Um narcisista não conversa no sentido em que não quer saber dos outros, não procura as opiniões dos outros, não tem paciência ou curiosidade para os ouvir, ele quer apenas que o ouçam a ele. Um narcisista não tem empatia. É uma das suas características: ignora os sentimentos dos outros. Pode fingir que sim mas logo se percebe que não está nem aí. Pior: um narcisista não muda, nunca muda. Pode iludir temporariamente quem convive com ele, pode até criar a ilusão de ser pessoa para desenvolver sólidas amizades ou interessantes casos amorosos, mas, ao fim de algum tempo, percebe-se que apenas duram enquanto lhe são úteis ou enquanto lhe prestam toda a atenção que requer. Ao fim de algum tempo, a sua doentia personalidade fica evidente.

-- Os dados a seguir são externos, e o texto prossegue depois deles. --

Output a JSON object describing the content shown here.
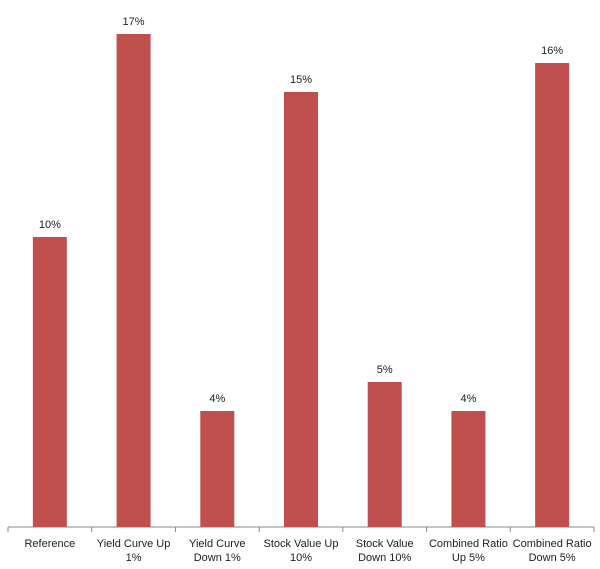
{
  "chart_data": {
    "type": "bar",
    "categories": [
      [
        "Reference"
      ],
      [
        "Yield Curve Up",
        "1%"
      ],
      [
        "Yield Curve",
        "Down 1%"
      ],
      [
        "Stock Value Up",
        "10%"
      ],
      [
        "Stock Value",
        "Down 10%"
      ],
      [
        "Combined Ratio",
        "Up 5%"
      ],
      [
        "Combined Ratio",
        "Down 5%"
      ]
    ],
    "values": [
      10,
      17,
      4,
      15,
      5,
      4,
      16
    ],
    "value_labels": [
      "10%",
      "17%",
      "4%",
      "15%",
      "5%",
      "4%",
      "16%"
    ],
    "ylim": [
      0,
      17
    ],
    "title": "",
    "xlabel": "",
    "ylabel": "",
    "grid": false,
    "legend": "none",
    "bar_color": "#c0504d",
    "axis_color": "#888888"
  }
}
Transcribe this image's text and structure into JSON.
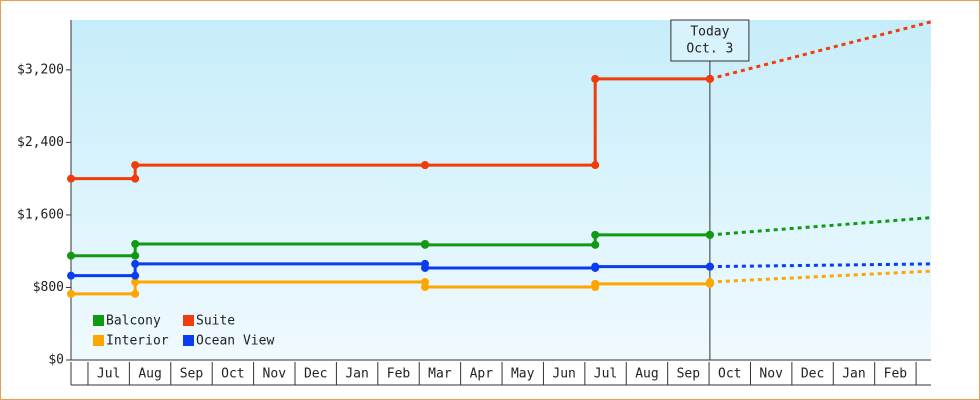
{
  "chart_data": {
    "type": "step-line",
    "categories": [
      "Jul",
      "Aug",
      "Sep",
      "Oct",
      "Nov",
      "Dec",
      "Jan",
      "Feb",
      "Mar",
      "Apr",
      "May",
      "Jun",
      "Jul",
      "Aug",
      "Sep",
      "Oct",
      "Nov",
      "Dec",
      "Jan",
      "Feb"
    ],
    "x": [
      -0.41,
      1.14,
      8.14,
      12.25,
      15.02
    ],
    "forecast_x": [
      20.36
    ],
    "xlim": [
      -0.41,
      20.36
    ],
    "ylim": [
      0,
      3750
    ],
    "yticks": [
      {
        "value": 0,
        "label": "$0"
      },
      {
        "value": 800,
        "label": "$800"
      },
      {
        "value": 1600,
        "label": "$1,600"
      },
      {
        "value": 2400,
        "label": "$2,400"
      },
      {
        "value": 3200,
        "label": "$3,200"
      }
    ],
    "annotation": {
      "x": 15.02,
      "lines": [
        "Today",
        "Oct. 3"
      ]
    },
    "series": [
      {
        "name": "Balcony",
        "color": "#119911",
        "values": [
          1150,
          1280,
          1270,
          1380,
          1380
        ],
        "forecast": [
          1570
        ]
      },
      {
        "name": "Suite",
        "color": "#f03c0a",
        "values": [
          2000,
          2150,
          2150,
          3100,
          3100
        ],
        "forecast": [
          3730
        ]
      },
      {
        "name": "Interior",
        "color": "#ffa500",
        "values": [
          730,
          860,
          805,
          840,
          860
        ],
        "forecast": [
          980
        ]
      },
      {
        "name": "Ocean View",
        "color": "#0a3cf0",
        "values": [
          930,
          1060,
          1015,
          1030,
          1030
        ],
        "forecast": [
          1060
        ]
      }
    ]
  }
}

E o melhor é as pessoas afastarem-se antes que seja tarde demais, antes que fiquem com o seu amor próprio e a sua própria consistência psicológica abalada.

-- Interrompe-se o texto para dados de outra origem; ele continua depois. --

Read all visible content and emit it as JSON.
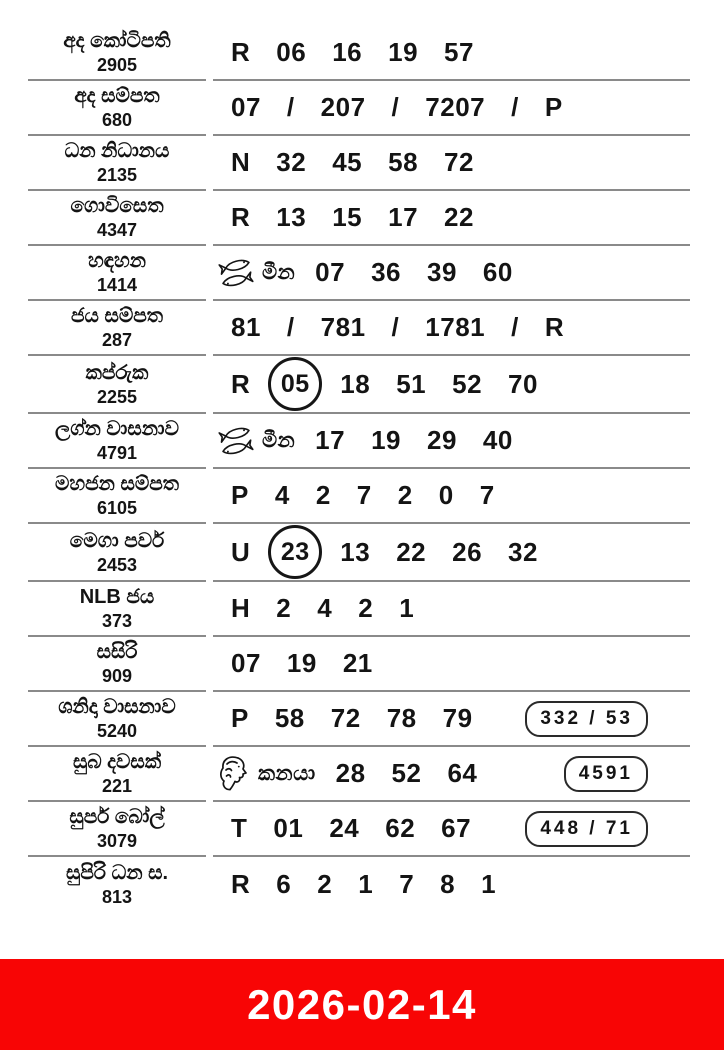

Get away, get out -- é o conselho que os especialistas dão a quem convive com um narcisista. Afastar-se dele antes que seja tarde demais. Contudo, o afastamento pode não ser coisa simples  e alguns cuidados deverão ser acautelados (ver How do you break up with a narcissist?)

Tenho lidado de perto com algumas pessoas assim.

Trabalhei directamente com um. Em qualquer circunstância, fosse numa reunião ou num almoço, mesmo que o motivo do encontro fosse outro, ele monopolizava a conversa junto dos que o rodeavam e  falava sem parar: relatava os seus feitos, desfiava memórias, opinava sober tudo, sem querer saber do que os outros pensavam. Esgotava quem lidava de perto com ele. Quando eu saía de perto dele vinha anestesiada, esvaziada. Muitas vezes pensei que não aguentaria muito mais, muitas vezes pensei que devia apresentar a demissão. 

Ler aqui
Infelizmente, não foi o único que conheci de perto.

Gente assim, geralmente começa por cativar mas, ao fim de algum tempo, já começa por surpreender, depois desiludir, depois por cansar e, se as pessoas não se afastam a tempo, acabam por corroer a personalidade e a estabilidade emocional de quem os rodeia.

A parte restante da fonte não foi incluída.